Car qu’apporte comme nouveauté le troisième jeu ?
La seule nouveauté qu’il apporte repose sur le fait que tout le monde ne se retrouve pas confronté au même niveau de difficulté. A ce petit jeu de découpage de figurines, certains s’en tirent avec de faciles triangles et d’autres avec de vilains parapluies. Et si la règle est en elle-même injuste, elle ne pourra malgré tout qu’être acceptée par celles et ceux qui ressortiront vainqueurs de cette épreuve. D’un côté celles et ceux qui auront survécus malgré le fait d’avoir eu à détourer un parapluie ne pourront que se convaincre de leur capacité à triompher des épreuves – même quand la chance ne leur sourit pas – les incitant par conséquent à poursuivre encore l’aventure… De l’autre, celles et ceux qui auront survécus malgré une épreuve plus facile pourront également y trouver une forme de mérite et cela grâce à cette subtilité qui n’est clairement pas anodine dans ce jeu : le fait que chacun ait obtenu son épreuve en fonction d’un choix qu’il a dû prendre…
…Et même si au moment de prendre ce choix, rien ne permettait aux joueurs de déterminer lequel allait s’avérer le plus pertinent, le fait est que malgré tout – pour celles et ceux qui en sont sortis avantagés – leur choix est celui qui les a sauvés. L’impression d’y avoir été pour quelque-chose dans sa réussite s’enracine dans les esprits de ces vainqueurs de l’aléatoire.

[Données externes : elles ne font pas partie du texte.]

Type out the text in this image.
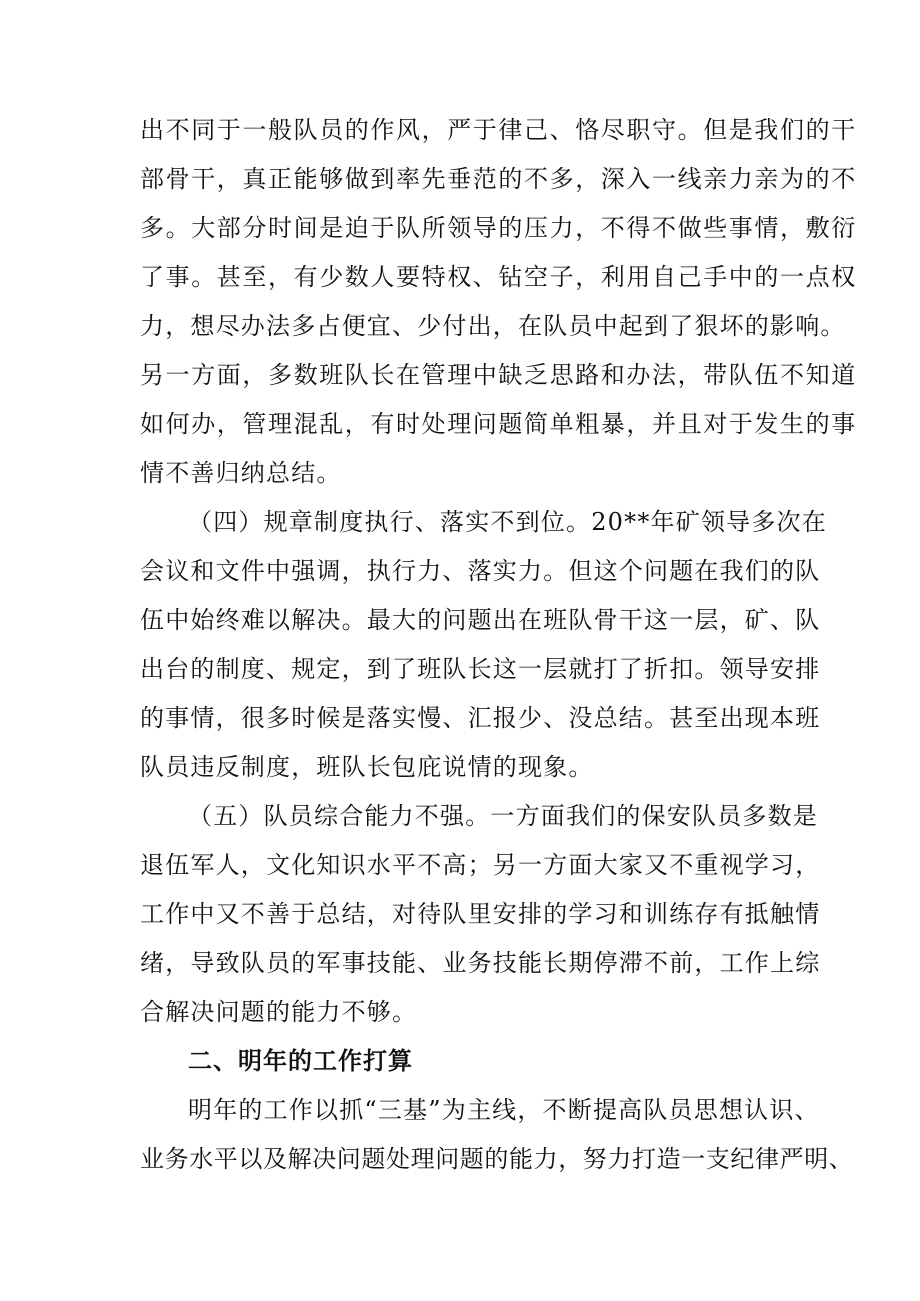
出不同于一般队员的作风，严于律己、恪尽职守。但是我们的干
部骨干，真正能够做到率先垂范的不多，深入一线亲力亲为的不
多。大部分时间是迫于队所领导的压力，不得不做些事情，敷衍
了事。甚至，有少数人要特权、钻空子，利用自己手中的一点权
力，想尽办法多占便宜、少付出，在队员中起到了狠坏的影响。
另一方面，多数班队长在管理中缺乏思路和办法，带队伍不知道
如何办，管理混乱，有时处理问题简单粗暴，并且对于发生的事
情不善归纳总结。
（四）规章制度执行、落实不到位。20**年矿领导多次在
会议和文件中强调，执行力、落实力。但这个问题在我们的队
伍中始终难以解决。最大的问题出在班队骨干这一层，矿、队
出台的制度、规定，到了班队长这一层就打了折扣。领导安排
的事情，很多时候是落实慢、汇报少、没总结。甚至出现本班
队员违反制度，班队长包庇说情的现象。
（五）队员综合能力不强。一方面我们的保安队员多数是
退伍军人，文化知识水平不高；另一方面大家又不重视学习，
工作中又不善于总结，对待队里安排的学习和训练存有抵触情
绪，导致队员的军事技能、业务技能长期停滞不前，工作上综
合解决问题的能力不够。
二、明年的工作打算
明年的工作以抓“三基”为主线，不断提高队员思想认识、
业务水平以及解决问题处理问题的能力，努力打造一支纪律严明、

Ainsi l’iniquité dans les règles est-elle acceptée dès le troisième jeu…
…Comme sera accepté par la suite le fait d’avoir à éliminer l’autre pour survivre lors du quatrième jeu.
…Comme sera accepté encore plus tard le fait d’avoir à trahir les siens pour survivre dès le cinquième jeu.
…Et comme il sera enfin accepté en bout de course le fait d’avoir à sacrifier aléatoirement des gens sur le chemin final vers la survie.


Et là où ce conte qu’est Squid Game n’en devient que d’autant plus perspicace, c’est qu’il a su passer son temps à démontrer que cette fabrique du consentement ne fonctionne que parce qu’elle s’opère à l’échelle de l’individu quand, à l’inverse, la fabrique de la contestation – qu’elle s’opère de manière institutionnelle ou non – ne s’opère qu’à l’échelle du collectif.
Car oui, Squid Game n’oublie pas aussi de nous expliquer pourquoi le jeu a besoin de ce consentement individuel aux règles car – encore ou toujours – il suffirait de peu pour que la désobéissance de seulement quelques-uns entraine dans la foulée un mouvement d’insubordination face aux règles et aux maîtres du jeu.


Cette série nous le montre notamment à l'issue du troisième jeu : il suffit qu'un joueur condamné désarme un soldat pour que soudainement tout le dispositif répressif soit ébranlé.
C'est dans un moment comme celui-là qu'il est important que les autres joueurs aient pleinement intégré en eux qu’il reste préférable pour eux de se plier aux règles du jeu.


De même, cette série n’oublie jamais de nous montrer à quel point les règles sont insidieuses, notamment dans leur capacité à sortir du cadre qu’on pensait pourtant être celui du jeu.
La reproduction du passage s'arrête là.